Ianto sucks in a startled exclamation. He didn’t expect it, and yet... He knew it wasn’t going to be an easy thing, because they’re way past that. But even so, killing Jack’s beloved brother… Jack would kill Ianto, if he found out, if he knew. Fuck.
“I thought you didn’t want me going to rehab,” Ianto tries, going for light-hearted, failing at it miserably, and John grins, without humour.
“If he ever wakes up… When he wakes up, Gray will do worse than before. Much worse. He’ll never stop. And Jack won’t be able to prevent it. I tried to tell him.”
Ianto knows John’s right. There are a lot of ifs in there, but he isn’t wrong. Ianto shivers, and holds the folds of his coat closer to his body. Ianto isn’t in charge of the cryo-freezing chambers, but they don’t currently have a doctor who is. Someone has to look after them, try to maintain them. And if that person wasn’t trained, then they could easily make an error, couldn’t they? And Jack might forgive them, in time. And even if the person was never forgiven, something like this, a hard decision - really, it’s just disposing of a rabid dog, justice for Tosh, for Owen, but still murder - well, that might be something somebody did so that the person he loved would know he’d never have to face it. That might be something worthwhile, even if the person paid for it. Even if he regretted the consequences.

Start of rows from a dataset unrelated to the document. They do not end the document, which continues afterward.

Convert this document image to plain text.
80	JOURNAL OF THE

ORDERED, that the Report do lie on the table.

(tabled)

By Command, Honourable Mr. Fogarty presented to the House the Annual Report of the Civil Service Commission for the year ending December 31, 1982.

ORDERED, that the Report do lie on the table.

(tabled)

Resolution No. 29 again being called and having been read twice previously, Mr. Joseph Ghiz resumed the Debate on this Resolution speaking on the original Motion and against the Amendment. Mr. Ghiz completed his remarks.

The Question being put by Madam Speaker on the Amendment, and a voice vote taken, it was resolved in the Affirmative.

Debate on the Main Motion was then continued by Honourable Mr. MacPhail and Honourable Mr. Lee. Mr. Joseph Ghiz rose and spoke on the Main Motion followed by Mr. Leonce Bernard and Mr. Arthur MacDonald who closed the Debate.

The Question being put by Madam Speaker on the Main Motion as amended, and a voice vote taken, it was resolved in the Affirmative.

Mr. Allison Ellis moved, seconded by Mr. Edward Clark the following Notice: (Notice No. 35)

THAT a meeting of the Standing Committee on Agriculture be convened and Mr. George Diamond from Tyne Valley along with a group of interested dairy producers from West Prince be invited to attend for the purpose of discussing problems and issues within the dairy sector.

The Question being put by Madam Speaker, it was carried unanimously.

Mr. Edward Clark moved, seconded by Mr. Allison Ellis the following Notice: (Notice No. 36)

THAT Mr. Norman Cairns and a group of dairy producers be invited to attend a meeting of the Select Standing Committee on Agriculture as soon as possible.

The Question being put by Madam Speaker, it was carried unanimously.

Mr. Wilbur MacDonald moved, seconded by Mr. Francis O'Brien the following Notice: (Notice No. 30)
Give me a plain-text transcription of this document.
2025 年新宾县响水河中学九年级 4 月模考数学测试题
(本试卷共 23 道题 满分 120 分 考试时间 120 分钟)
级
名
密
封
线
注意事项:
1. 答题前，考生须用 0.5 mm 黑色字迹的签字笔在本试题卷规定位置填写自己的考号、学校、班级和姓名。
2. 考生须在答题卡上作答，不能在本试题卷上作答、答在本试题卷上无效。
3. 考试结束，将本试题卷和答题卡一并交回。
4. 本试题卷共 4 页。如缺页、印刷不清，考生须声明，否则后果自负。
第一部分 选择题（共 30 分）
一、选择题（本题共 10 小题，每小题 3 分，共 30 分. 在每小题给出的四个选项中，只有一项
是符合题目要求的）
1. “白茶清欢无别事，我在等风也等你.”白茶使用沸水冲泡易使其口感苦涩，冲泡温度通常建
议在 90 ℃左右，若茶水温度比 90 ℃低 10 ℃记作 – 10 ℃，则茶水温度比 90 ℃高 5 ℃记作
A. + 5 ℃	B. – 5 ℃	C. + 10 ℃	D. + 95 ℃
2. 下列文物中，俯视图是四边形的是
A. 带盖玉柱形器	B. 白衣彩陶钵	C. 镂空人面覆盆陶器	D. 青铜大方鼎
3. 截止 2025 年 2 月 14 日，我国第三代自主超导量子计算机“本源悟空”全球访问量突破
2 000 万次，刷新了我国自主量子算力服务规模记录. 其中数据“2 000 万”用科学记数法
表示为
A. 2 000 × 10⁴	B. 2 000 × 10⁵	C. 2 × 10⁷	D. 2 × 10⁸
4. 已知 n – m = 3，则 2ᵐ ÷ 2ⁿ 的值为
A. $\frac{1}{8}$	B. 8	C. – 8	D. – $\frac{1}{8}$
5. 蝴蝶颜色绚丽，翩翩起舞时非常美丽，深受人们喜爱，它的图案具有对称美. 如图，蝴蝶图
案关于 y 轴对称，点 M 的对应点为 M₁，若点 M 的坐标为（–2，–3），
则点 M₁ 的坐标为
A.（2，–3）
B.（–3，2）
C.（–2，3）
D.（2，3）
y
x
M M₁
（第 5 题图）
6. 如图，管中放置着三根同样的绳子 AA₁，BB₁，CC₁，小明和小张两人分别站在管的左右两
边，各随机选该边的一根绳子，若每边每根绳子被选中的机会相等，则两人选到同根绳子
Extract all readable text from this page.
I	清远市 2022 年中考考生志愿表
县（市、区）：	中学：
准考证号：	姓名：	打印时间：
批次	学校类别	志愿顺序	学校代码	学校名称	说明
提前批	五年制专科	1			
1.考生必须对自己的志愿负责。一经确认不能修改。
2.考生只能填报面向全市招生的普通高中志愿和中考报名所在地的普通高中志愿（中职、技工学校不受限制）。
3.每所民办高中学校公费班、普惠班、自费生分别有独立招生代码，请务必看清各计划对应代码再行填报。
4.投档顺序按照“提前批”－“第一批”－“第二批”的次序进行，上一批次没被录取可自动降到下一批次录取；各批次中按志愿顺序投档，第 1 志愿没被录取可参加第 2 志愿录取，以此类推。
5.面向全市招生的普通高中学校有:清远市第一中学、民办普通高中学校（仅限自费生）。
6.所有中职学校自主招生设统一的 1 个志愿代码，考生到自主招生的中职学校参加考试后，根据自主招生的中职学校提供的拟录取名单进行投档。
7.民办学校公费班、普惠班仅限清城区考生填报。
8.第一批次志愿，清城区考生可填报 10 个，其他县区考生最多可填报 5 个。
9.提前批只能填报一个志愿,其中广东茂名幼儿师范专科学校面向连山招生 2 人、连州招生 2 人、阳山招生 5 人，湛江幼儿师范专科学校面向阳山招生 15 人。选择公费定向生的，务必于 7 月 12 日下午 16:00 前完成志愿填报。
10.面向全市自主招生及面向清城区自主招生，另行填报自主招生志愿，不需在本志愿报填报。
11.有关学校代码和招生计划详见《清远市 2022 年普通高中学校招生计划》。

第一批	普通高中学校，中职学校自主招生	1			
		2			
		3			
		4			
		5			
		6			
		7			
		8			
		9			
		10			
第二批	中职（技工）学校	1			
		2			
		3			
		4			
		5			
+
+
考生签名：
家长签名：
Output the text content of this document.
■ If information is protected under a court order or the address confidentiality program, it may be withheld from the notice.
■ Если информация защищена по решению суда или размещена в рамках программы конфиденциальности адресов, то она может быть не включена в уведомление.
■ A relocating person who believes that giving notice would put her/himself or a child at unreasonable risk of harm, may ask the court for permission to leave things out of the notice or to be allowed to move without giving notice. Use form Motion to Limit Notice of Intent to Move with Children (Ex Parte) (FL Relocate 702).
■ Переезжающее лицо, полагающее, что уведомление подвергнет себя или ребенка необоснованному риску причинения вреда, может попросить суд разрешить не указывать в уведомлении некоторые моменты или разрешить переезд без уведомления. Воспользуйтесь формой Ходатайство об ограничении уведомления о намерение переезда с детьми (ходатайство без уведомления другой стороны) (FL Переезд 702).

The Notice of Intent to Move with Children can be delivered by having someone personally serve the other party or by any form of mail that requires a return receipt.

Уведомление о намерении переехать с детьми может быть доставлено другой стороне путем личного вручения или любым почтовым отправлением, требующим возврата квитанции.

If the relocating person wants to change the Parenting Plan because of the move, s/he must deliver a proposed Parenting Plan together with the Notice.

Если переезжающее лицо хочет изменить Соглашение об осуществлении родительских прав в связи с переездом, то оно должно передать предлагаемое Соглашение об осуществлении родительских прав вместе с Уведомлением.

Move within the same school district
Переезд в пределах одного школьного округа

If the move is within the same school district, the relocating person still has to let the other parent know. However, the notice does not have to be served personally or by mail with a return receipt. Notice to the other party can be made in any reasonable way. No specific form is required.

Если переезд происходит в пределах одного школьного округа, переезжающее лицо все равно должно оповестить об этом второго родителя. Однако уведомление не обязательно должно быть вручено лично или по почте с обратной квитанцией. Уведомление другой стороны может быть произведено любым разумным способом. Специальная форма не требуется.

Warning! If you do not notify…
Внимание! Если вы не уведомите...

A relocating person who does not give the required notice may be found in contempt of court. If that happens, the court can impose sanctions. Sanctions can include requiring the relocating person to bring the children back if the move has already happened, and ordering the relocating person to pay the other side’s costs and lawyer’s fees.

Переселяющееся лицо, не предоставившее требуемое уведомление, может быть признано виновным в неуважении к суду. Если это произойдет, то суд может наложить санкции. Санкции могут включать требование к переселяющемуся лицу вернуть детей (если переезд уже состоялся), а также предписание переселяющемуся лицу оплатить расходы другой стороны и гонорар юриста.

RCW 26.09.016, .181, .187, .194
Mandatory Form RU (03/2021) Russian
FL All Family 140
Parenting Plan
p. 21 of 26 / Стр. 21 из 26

Ianto shakes his head. He’s going in circles with his metaphors, his prevarications. It’s actually pretty simple.
He looks up at John, leaning casually, taut as a wire. John’s mouth is pulled down, sombre, frowning. Ianto is sure he is the same. They’ve chased all over the world for the most important man in their lives. In the end, this is such a little thing.
“Yes,” says Ianto, and nods his head. “Trust me.”
It’s funny, but somehow Ianto thinks that John does.
***
Epilogue
“You’re awake,” says Ianto, and smoothes the hair back from Jack’s brow.
It’s not something to be proud of, not really, but Ianto’s glad that this time, at least, he’s the one holding Jack’s hand. He’ll call Gwen, in just a minute, in just a little while. She’s pottering, checking the Rift, filing reports, whatever. She won’t begrudge him this.
Jack’s finally gasped into life, after days, but Ianto can’t blame him. There’s been a lot to fix. But it’s not like the time with Abaddon - they’ve been able to see the healing going on slowly, as Jack’s body knits itself back together. It’s been a hopeful process, really.
Jack blinks at him, from the cocoon of blankets they’ve wrapped around him, and Ianto’s heart stutters a little, as Jack asks, “How long was I out?”
“Four days, from when the healing process was begun, several more before that to collect the pieces,” says Ianto.
“Do I even want to know?” asks Jack, with a lift of his eyebrows.
“Not really,” Ianto says, smiling, because some of it was hilarious, after all. “You should be grateful we found the last piece though.”
He waggles his eyebrows suggestively and Jack breaks into a huge grin. “Oh, really! Would I have been singing with the girls?”
“I’m sure you’d have enjoyed it. Count yourself lucky that blowfish are apparently a vegetarian species - there was something in the myth about being nibbled by fishes.”
Jack laughs, a rusty sound, but Ianto thinks it’s the best thing he’s heard in days. But then he finds himself saying, almost without volition, “John helped us.”
He watches Jack’s face cloud, as he frowns. He finds it in himself to mourn that, to want Jack to meet the John he travelled with. He wants him to forgive John. Jack forgave Ianto, after all. Once.
“Never mind,” Ianto says, his voice rough.
And he bends down to welcome Jack home, kissing him hungrily, sliding his tongue into Jack’s eagerly opening mouth. Jack tastes of river water, of cool damp places, but Ianto doesn’t care. Jack will warm up soon enough, will smell again of spices, and exotic worlds, and alien bazaars. If he’s lucky, Ianto might even show him the photo Gwen took on her camera phone, of Ianto as he might have been, of Ianto looking like a Time Agent, if they’d ever recruited from a backwater like Earth.
It’ll make Jack laugh, Ianto knows. That’s all that really matters.